There are also plans for more restaurants to open, but finding out their current rented site, Branscombe Mill, is to be sold has brought them back down to earth with a vicious bump.
They’re remaining positive, though, as after sharing the news, they received an “outpouring of love and support” from as far away as America, North says. The news of the sale has been tough on them all, but ultimately made the team stronger.
That’s in part down to their view of how the industry should work, and their approach to making it better, which they describe as radical hospitality. “We’re here to show there’s a totally different vision for the hospitality sector that can focus on people and the planet. Restaurants shouldn’t be a luxury,” North says.
One of the biggest problems across the industry is access, not only to good nutritious food and company, but also to arts and culture, which they offer as well in the form of free live music and film nights.
Staff wages are included in this attitude. All 24 members are paid above the real living wage (currently £13.15/hour within London and £11.95 outside). North says it’s especially important to them considering some “large hospitality businesses are saying ‘we can no longer afford to be a living wage employer’”. It’s also about “how we treat customers, how we expect customers to treat us and how we treat each other,” he adds.
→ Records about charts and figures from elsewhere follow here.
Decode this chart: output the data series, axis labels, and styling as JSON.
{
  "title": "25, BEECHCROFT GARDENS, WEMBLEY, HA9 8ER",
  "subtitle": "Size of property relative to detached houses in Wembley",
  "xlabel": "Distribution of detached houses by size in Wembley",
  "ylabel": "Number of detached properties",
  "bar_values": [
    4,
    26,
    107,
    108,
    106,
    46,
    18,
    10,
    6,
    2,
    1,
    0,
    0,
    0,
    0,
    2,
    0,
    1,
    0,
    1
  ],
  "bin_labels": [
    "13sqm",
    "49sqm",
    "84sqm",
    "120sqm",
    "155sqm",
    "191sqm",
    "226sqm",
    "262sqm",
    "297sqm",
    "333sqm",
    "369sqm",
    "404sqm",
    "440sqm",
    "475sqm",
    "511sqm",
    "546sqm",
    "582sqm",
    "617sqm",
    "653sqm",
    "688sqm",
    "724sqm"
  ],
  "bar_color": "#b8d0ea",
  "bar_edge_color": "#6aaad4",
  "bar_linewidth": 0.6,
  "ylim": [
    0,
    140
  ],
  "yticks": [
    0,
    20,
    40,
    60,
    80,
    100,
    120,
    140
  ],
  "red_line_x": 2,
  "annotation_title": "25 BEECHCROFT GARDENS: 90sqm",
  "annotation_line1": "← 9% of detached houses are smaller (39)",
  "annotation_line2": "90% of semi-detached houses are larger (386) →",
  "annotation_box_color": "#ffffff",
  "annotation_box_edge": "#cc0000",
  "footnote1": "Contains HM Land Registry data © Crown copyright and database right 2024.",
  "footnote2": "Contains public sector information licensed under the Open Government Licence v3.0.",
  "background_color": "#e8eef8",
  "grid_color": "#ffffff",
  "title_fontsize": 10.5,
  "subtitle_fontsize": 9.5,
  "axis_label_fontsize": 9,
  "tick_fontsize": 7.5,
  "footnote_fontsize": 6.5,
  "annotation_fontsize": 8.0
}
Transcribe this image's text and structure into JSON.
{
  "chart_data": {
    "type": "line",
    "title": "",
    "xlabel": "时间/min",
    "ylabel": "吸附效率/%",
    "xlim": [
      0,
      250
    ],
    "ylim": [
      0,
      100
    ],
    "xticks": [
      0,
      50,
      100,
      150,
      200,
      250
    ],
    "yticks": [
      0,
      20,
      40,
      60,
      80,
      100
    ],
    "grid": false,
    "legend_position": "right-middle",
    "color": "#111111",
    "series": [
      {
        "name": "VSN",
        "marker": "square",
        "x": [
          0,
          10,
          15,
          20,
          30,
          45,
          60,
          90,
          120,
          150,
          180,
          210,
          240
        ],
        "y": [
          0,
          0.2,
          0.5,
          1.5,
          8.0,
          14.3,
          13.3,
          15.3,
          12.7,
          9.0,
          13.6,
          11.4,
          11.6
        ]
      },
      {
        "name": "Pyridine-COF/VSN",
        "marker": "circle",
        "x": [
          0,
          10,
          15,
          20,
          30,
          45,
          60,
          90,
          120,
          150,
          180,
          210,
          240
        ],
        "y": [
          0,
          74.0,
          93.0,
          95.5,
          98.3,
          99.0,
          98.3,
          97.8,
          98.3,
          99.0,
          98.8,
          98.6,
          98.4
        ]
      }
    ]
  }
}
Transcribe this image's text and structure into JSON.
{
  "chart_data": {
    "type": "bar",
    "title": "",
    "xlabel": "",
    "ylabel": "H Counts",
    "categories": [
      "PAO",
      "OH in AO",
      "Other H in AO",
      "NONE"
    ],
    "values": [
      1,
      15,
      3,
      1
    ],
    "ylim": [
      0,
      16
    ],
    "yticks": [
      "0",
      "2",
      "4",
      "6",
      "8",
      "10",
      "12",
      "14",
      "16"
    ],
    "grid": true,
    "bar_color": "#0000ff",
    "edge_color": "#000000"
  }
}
The restaurant starts getting busy ahead of lunch and on the menu today are two choices: black pudding hash with buttered greens and chipotle mayo, or peperonata with lemon and oregano potatoes, hazelnut pesto, whipped feta sauce and a slice of focaccia.
Sounds pretty good, right? I go for the latter: a hearty and delicious slightly-spiced dish, full of veg served as a very generous portion – apparently, head chef Chris Burger is known for them.
About 50 per cent of the ingredients Chef Burger (great name) is using today are from food waste charity FareShare, but there’s no one day the same and there’s not a reliance on donated food, or food waste.
Instead, The Long Table works with plenty of hyperlocal and smaller producers directly, securing a better price, including buying fruit and veg from Wick Court Farm (part of Farms for City Children, owned by children’s author Michael Morpurgo) and mutton from Stroud Slad Farm, to name a few.
North is proud of their symbiotic relationship with producers, working “from the bottom up”. “We are producer-led,” he says. “We don’t go to producers saying we would like ‘X’, we go to them asking ‘what have you got?’, so they can sell us what they need to.”
It reduces waste and works with the seasons. Going further, The Long Table supports its producers too. “We’re co-investing with Good Small Farms where we have guaranteed purchase of two acres,” he explains. This helps them forecast what they produce, knowing there’s already investment.
“When it comes to meat, we buy whole animals,” North says. They use beef, pork and mutton at the moment as they can guarantee their provenance. “Today that’s beef black pudding and not pork. The animals we buy aren’t raised for their meat, they’re byproducts. The cows are National Trust wildflower meadow conservation animals and our last cow was 12 years old,” adds North.
They also use other high-quality products, including Wildfarmed flour from regenerative farms across the UK and pulses from Hodmedods, a British bean, pulses and grain grower in Suffolk. Their circular system ensures little is wasted thanks to the big composter outside. Herbs and chillies are grown in the homemade compost and any surplus is given away.
So, is this the future of hospitality? It certainly could be, proving eating good nutritious food with others shouldn’t be a luxury and championing the ethos that food is also about helping people and doing so with dignity. It’s a sentiment shared by customer Laura Cammish too: “I often say I owe my life to this place because you could imagine how it could have gone another way if I hadn’t met the right people at the right time.”